Statamic has a path traversal in file dictionary fieldtype
Description
Statamic is a Laravel and Git powered content management system (CMS). Prior to versions 5.73.14 and 6.7.0, authenticated Control Panel users could read arbitrary .json, .yaml, and .csv files from the server by manipulating the file dictionary's filename configuration parameter in the fieldtype's endpoint. This has been fixed in 5.73.14 and 6.7.0.
AI Insight
LLM-synthesized narrative grounded in this CVE's description and references.
Authenticated Control Panel users can read arbitrary JSON, YAML, and CSV files by manipulating a filename parameter in the Statamic file dictionary fieldtype endpoint.
Vulnerability
A path traversal vulnerability exists in the Statamic CMS file dictionary fieldtype endpoint. Prior to versions 5.73.14 and 6.7.0, authenticated Control Panel users could read arbitrary .json, .yaml, and .csv files from the server by manipulating the filename configuration parameter [1][3].\. The root cause is insufficient validation of the user-supplied filenames, allowing traversal outside the intended directory.
Exploitation
An attacker must be an authenticated user with access to the Statamic Control Panel. The attack can be carried out locally or remotely, as the web interface exposes this endpoint. The complexity is low: only a crafted filename parameter is needed; no additional privileges or user interaction beyond authentication are required [3\.
Impact
Successful exploitation results in unauthorized read access to arbitrary JSON, YAML, and CSV files on the server filesystem. This could expose sensitive configuration data, credentials, or other confidential information, leading to a breach of confidentiality [3\. Integrity and availability are not directly affected.
Mitigation
The vulnerability has been fixed in Statamic CMS versions 5.73.14 and 6.7.0 [1][2]. Users should update to these patched versions immediately. No workarounds have been publicly documented.

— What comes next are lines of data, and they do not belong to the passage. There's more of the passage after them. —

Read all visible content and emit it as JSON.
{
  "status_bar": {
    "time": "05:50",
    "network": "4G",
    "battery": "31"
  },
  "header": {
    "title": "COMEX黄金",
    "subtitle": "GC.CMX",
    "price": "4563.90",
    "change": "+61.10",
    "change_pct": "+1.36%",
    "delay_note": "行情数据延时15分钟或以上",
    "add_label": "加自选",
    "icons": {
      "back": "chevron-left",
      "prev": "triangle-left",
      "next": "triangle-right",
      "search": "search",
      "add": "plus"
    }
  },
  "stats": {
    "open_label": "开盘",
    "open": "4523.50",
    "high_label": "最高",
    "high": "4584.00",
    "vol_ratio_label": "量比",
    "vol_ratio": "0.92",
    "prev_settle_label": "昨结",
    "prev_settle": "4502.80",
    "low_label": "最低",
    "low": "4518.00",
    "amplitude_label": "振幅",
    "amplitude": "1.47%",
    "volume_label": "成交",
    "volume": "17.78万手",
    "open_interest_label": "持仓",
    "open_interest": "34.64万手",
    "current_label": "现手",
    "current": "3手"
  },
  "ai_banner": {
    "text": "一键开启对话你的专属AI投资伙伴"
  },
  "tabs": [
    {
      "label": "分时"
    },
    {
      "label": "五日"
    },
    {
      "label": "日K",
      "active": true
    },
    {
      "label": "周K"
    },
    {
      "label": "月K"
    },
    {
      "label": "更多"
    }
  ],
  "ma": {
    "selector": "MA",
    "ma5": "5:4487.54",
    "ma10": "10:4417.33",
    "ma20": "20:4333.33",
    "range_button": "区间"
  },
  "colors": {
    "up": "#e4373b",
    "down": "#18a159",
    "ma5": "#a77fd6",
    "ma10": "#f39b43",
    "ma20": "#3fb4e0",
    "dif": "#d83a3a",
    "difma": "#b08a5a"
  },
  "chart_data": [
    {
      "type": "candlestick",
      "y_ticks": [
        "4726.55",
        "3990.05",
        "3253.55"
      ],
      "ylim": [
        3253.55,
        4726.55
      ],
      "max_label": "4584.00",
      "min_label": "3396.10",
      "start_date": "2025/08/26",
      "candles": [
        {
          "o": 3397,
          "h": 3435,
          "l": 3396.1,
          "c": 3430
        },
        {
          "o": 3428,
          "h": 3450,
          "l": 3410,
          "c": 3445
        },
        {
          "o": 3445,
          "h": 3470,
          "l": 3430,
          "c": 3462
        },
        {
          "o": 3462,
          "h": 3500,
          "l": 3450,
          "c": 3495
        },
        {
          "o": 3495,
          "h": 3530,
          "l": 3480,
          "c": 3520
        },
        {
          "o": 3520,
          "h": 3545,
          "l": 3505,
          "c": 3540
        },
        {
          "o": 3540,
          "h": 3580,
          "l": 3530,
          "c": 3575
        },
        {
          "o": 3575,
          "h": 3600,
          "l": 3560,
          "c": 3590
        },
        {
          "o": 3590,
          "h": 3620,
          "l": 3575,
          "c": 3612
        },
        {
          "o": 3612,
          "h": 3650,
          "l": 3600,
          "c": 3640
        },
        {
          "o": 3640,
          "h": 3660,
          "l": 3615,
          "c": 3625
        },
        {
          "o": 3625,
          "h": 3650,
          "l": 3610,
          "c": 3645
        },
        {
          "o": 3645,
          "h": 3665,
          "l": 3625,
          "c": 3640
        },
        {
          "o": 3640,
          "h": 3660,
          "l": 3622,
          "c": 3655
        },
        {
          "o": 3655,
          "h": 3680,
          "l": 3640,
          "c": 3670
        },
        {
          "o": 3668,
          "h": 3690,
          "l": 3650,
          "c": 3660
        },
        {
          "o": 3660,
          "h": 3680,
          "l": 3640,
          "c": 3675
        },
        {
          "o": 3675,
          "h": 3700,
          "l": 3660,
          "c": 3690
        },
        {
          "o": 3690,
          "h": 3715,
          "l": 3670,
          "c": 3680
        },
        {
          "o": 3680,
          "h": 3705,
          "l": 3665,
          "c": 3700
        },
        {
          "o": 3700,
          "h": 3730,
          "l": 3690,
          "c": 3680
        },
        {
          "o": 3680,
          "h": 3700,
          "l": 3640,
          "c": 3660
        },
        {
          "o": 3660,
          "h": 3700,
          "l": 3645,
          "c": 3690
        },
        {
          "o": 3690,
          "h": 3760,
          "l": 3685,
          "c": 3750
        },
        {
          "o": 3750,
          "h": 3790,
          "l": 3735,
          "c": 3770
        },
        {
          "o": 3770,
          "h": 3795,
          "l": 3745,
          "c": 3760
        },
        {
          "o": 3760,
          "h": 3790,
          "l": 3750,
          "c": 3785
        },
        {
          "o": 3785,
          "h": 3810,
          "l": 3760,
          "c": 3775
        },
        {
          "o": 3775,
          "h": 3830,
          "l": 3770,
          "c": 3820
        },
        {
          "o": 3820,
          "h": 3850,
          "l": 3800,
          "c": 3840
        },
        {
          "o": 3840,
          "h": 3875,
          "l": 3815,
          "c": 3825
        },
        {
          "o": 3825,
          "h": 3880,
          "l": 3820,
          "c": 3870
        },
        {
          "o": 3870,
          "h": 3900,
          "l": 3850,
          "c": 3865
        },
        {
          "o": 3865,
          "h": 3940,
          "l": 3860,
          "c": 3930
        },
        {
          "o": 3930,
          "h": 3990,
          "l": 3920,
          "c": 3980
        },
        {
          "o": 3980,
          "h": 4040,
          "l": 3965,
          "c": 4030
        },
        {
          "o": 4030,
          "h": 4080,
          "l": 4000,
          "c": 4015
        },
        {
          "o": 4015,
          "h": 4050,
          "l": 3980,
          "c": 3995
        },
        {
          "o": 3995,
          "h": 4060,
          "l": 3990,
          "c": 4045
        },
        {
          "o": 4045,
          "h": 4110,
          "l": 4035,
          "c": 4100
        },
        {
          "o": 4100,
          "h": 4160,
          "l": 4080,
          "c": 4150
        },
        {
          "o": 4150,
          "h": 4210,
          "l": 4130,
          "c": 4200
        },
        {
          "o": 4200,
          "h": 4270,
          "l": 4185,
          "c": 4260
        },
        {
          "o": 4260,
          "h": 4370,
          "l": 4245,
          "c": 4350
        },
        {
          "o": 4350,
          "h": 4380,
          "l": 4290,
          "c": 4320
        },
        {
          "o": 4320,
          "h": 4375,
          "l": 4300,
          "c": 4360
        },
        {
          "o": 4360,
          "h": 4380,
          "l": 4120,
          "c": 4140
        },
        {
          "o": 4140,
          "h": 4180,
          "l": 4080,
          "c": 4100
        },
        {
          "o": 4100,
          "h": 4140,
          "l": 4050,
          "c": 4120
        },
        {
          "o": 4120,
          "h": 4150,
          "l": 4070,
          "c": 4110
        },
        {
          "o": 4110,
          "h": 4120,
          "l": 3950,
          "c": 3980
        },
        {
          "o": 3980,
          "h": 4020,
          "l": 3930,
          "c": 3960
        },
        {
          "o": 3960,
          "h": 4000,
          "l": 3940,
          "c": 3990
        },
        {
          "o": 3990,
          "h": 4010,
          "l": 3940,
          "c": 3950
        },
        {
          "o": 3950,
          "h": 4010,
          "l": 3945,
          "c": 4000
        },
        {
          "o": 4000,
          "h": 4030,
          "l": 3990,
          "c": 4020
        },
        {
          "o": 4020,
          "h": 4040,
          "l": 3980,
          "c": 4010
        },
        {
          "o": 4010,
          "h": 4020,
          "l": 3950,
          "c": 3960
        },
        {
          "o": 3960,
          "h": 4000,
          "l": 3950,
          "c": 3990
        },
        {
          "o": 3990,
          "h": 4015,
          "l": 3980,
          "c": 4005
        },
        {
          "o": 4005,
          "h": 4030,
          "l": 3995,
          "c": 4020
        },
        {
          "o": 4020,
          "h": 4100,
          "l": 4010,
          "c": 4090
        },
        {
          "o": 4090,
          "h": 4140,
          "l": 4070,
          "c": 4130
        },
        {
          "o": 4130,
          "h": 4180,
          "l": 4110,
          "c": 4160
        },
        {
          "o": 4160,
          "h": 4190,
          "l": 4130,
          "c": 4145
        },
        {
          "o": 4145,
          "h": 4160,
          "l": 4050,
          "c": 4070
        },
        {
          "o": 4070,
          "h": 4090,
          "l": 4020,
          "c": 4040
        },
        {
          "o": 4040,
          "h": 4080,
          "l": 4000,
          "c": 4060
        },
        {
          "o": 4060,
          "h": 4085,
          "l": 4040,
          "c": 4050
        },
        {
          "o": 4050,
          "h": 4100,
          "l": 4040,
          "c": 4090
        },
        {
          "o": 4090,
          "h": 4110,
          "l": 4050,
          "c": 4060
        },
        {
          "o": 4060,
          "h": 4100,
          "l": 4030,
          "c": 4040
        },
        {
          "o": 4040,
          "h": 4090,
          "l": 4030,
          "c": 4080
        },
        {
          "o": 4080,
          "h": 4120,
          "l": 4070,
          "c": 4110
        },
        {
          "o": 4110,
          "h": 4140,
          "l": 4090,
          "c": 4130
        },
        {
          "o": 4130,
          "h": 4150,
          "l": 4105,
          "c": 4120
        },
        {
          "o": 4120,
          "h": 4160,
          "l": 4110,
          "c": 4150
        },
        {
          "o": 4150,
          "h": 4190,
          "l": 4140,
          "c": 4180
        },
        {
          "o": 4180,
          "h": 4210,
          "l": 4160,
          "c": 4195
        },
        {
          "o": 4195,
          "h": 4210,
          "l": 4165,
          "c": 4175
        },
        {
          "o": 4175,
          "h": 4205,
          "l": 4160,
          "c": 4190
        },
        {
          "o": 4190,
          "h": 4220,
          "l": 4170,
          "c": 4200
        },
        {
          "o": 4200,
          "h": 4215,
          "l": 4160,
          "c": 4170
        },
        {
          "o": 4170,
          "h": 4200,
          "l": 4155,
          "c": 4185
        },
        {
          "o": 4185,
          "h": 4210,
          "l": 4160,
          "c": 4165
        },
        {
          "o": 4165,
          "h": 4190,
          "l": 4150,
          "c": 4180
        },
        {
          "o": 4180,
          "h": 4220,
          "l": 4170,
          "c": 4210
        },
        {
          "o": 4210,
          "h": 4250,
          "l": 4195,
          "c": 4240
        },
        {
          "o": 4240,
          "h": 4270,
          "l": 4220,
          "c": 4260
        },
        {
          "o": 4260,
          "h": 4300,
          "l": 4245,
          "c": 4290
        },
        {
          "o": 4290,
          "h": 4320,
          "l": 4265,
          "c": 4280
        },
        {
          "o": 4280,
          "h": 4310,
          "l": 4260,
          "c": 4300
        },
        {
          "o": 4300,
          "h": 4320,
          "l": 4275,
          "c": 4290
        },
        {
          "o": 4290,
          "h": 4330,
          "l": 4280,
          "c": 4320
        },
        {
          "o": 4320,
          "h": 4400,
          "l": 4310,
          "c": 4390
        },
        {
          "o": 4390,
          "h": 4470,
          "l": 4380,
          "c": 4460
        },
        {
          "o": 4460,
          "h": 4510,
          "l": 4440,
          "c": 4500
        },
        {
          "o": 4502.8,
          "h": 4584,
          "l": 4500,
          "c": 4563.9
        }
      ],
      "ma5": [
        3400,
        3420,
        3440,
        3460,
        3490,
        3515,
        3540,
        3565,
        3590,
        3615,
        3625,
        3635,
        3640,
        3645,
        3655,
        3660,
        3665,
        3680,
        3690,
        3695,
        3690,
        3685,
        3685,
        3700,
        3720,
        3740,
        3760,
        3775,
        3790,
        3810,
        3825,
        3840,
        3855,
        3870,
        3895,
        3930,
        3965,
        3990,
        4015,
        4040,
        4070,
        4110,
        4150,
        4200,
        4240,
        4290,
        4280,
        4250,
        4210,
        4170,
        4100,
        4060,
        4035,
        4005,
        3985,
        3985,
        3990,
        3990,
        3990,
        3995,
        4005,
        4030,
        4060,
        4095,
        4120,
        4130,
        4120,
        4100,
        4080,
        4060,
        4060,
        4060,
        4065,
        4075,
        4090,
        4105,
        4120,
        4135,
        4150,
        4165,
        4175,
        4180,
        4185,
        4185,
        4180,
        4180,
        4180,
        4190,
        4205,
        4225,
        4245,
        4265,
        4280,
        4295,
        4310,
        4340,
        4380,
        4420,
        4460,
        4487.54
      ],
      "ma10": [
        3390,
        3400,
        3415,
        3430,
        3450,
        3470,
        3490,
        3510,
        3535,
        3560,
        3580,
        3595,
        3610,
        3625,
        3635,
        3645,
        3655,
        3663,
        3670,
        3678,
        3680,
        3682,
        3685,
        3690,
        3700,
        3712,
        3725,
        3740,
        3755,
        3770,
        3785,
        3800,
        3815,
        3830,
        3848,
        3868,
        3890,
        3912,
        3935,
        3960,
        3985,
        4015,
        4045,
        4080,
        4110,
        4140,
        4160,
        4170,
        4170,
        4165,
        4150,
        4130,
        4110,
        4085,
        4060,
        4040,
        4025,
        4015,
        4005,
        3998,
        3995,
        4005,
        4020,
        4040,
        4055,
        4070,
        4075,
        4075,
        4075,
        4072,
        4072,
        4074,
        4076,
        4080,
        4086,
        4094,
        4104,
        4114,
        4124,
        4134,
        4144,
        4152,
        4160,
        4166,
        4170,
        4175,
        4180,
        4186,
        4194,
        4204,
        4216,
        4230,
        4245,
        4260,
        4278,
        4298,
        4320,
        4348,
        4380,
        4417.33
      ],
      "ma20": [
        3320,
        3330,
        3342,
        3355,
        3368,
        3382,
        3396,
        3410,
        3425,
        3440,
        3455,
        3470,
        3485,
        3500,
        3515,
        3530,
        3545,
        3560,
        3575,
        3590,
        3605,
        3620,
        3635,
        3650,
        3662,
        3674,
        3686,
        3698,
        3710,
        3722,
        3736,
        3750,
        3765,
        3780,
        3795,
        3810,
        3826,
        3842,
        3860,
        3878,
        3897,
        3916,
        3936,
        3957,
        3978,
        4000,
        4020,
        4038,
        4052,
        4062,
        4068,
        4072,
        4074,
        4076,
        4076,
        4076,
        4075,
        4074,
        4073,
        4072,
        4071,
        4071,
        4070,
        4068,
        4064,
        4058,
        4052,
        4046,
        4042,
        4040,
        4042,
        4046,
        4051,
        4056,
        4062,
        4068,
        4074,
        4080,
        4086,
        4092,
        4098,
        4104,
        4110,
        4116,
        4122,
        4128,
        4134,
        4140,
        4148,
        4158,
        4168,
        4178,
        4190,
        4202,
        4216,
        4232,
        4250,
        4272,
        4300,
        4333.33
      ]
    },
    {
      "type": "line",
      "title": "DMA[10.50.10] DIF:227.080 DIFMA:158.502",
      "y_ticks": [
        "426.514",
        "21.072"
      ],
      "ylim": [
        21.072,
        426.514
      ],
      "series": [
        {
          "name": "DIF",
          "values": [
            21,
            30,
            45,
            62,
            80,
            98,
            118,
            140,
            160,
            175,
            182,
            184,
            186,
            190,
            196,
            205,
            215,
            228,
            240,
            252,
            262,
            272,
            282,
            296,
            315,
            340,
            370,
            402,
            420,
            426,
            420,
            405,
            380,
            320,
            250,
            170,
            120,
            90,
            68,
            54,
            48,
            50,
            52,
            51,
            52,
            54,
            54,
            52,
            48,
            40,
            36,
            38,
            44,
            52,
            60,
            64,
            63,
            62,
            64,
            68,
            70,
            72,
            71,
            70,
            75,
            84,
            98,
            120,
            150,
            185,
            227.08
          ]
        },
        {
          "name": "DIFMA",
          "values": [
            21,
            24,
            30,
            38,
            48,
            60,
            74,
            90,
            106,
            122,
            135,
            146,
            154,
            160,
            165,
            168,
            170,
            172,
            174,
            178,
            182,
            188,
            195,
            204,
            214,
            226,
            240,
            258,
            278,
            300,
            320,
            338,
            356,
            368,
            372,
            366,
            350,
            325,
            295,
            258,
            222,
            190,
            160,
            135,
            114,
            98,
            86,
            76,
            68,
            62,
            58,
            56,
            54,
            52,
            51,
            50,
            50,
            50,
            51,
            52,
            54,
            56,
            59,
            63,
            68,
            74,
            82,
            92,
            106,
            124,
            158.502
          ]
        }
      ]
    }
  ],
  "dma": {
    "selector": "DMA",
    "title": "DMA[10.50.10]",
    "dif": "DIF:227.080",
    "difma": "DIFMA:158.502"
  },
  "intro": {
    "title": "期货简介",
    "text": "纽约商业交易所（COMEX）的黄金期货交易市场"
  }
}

AI Insight generated on May 18, 2026. Synthesized from this CVE's description and the cited reference URLs; citations are validated against the source bundle.
Affected packages
Versions sourced from the GitHub Security Advisory.
| Package | Affected versions | Patched versions |
|---|---|---|
statamic/cmsPackagist | >= 6.0.0-alpha.1, < 6.7.0 | 6.7.0 |
statamic/cmsPackagist | < 5.73.14 | 5.73.14 |
Affected products
2- statamic/cmsv5Range: >= 6.0.0-alpha.1, < 6.7.0
Patches
0No patches discovered yet.
Vulnerability mechanics
AI mechanics synthesis has not run for this CVE yet.
References
3- github.com/advisories/GHSA-qm7r-wwq7-6f85ghsaADVISORY
- nvd.nist.gov/vuln/detail/CVE-2026-33171ghsaADVISORY
- github.com/statamic/cms/security/advisories/GHSA-qm7r-wwq7-6f85ghsax_refsource_CONFIRMWEB
News mentions
0No linked articles in our index yet.